The Prospect of Precision

 As the Victorian State election weekend approaches, it has become obvious that it is not practical to await the finalisation of the US midterm results in New York's 22nd and 27th, Utah's 4th and Georgia's 7th districts, and it will be a week until the special election for Mississippi Senator holds its run-off vote.

Therefore, this week will be dedicating two posts to the Victorian election--this one, which summarises some numbers I've been playing with while waiting, and one later in the week with the normal predictions. Summaries of the Victorian and US elections will follow when permitted.

What follows are the barely coherent ramblings of an impatient amateur psephologist looking for patterns in the clouds. You have been warned.

The Numbers Game

While waiting to see if there would be time to push out a US election summary before Victorians went to the polls, I went back to this blog's roots to try to find better methods of predicting elections. Not much has come close to the simple application of polling numbers to the pendulum, but even then, some seats have swings wildly different, and even contrary, to the polled swings. The Victorian Electoral Commission has easily available data for state elections dating back to at least 1999. Using this data, can we work out which seats will have greater swings than others?

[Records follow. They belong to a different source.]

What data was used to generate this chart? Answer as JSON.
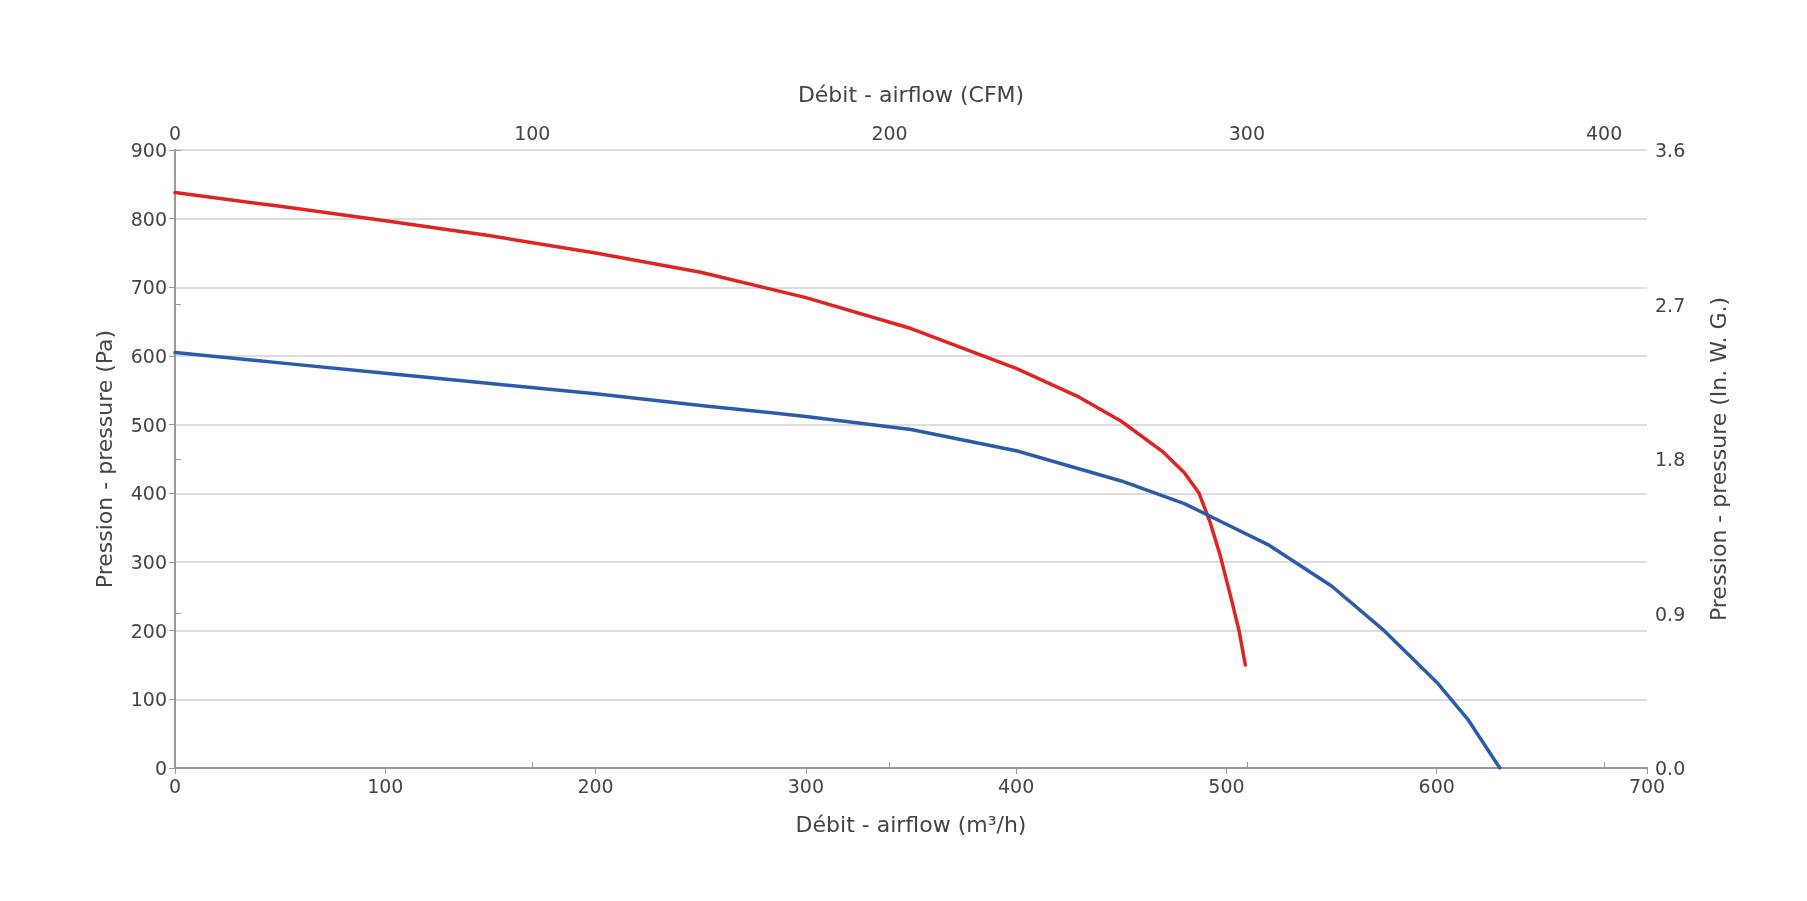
{
  "chart_data": {
    "type": "line",
    "xlabel": "Débit - airflow (m³/h)",
    "ylabel": "Pression - pressure (Pa)",
    "y2label": "Pression - pressure (In. W. G.)",
    "x2label": "Débit - airflow (CFM)",
    "xlim": [
      0,
      700
    ],
    "xticks": [
      0,
      100,
      200,
      300,
      400,
      500,
      600,
      700
    ],
    "ylim": [
      0,
      900
    ],
    "yticks": [
      0,
      100,
      200,
      300,
      400,
      500,
      600,
      700,
      800,
      900
    ],
    "y2lim": [
      0,
      3.6
    ],
    "y2ticks": [
      {
        "value": 0,
        "label": "0.0"
      },
      0.9,
      1.8,
      2.7,
      3.6
    ],
    "x2lim": [
      0,
      412
    ],
    "x2ticks": [
      0,
      100,
      200,
      300,
      400
    ],
    "grid": "y",
    "marker": "none",
    "line_style": "solid",
    "series": [
      {
        "color": "#e02424",
        "x": [
          0,
          50,
          100,
          150,
          200,
          250,
          300,
          350,
          400,
          430,
          450,
          470,
          480,
          487,
          492,
          497,
          502,
          506,
          509
        ],
        "values": [
          838,
          818,
          797,
          775,
          750,
          722,
          685,
          640,
          582,
          540,
          505,
          460,
          430,
          400,
          360,
          310,
          250,
          200,
          150
        ]
      },
      {
        "color": "#2a5caa",
        "x": [
          0,
          50,
          100,
          150,
          200,
          250,
          300,
          350,
          400,
          450,
          480,
          500,
          520,
          550,
          575,
          600,
          615,
          630
        ],
        "values": [
          605,
          590,
          575,
          560,
          545,
          528,
          512,
          493,
          462,
          418,
          385,
          355,
          325,
          265,
          200,
          125,
          70,
          0
        ]
      }
    ]
  }
}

The obvious first test is to see if certain seats are simply more volatile than others. This is something I have tried before without success. Intuitively it makes sense that some seats (say a stereotypically conservative, Liberal-voting rural seat) will have many "rusted on" voters, others will have far fewer, and that the magnitude of swings will vary proportionally with the number of rust-free voters. Once again, the data does not seem to support this.

This table shows the number of voters on a two-party preferred basis* and calculates the margin as [ALP/(ALP + Coalition) - 50%] so that the more positive, the larger the margin for Labor and the more negative, the larger the margin for the Coalition. The swing is then calculated for each seat as [the subsequent margin - the previous margin].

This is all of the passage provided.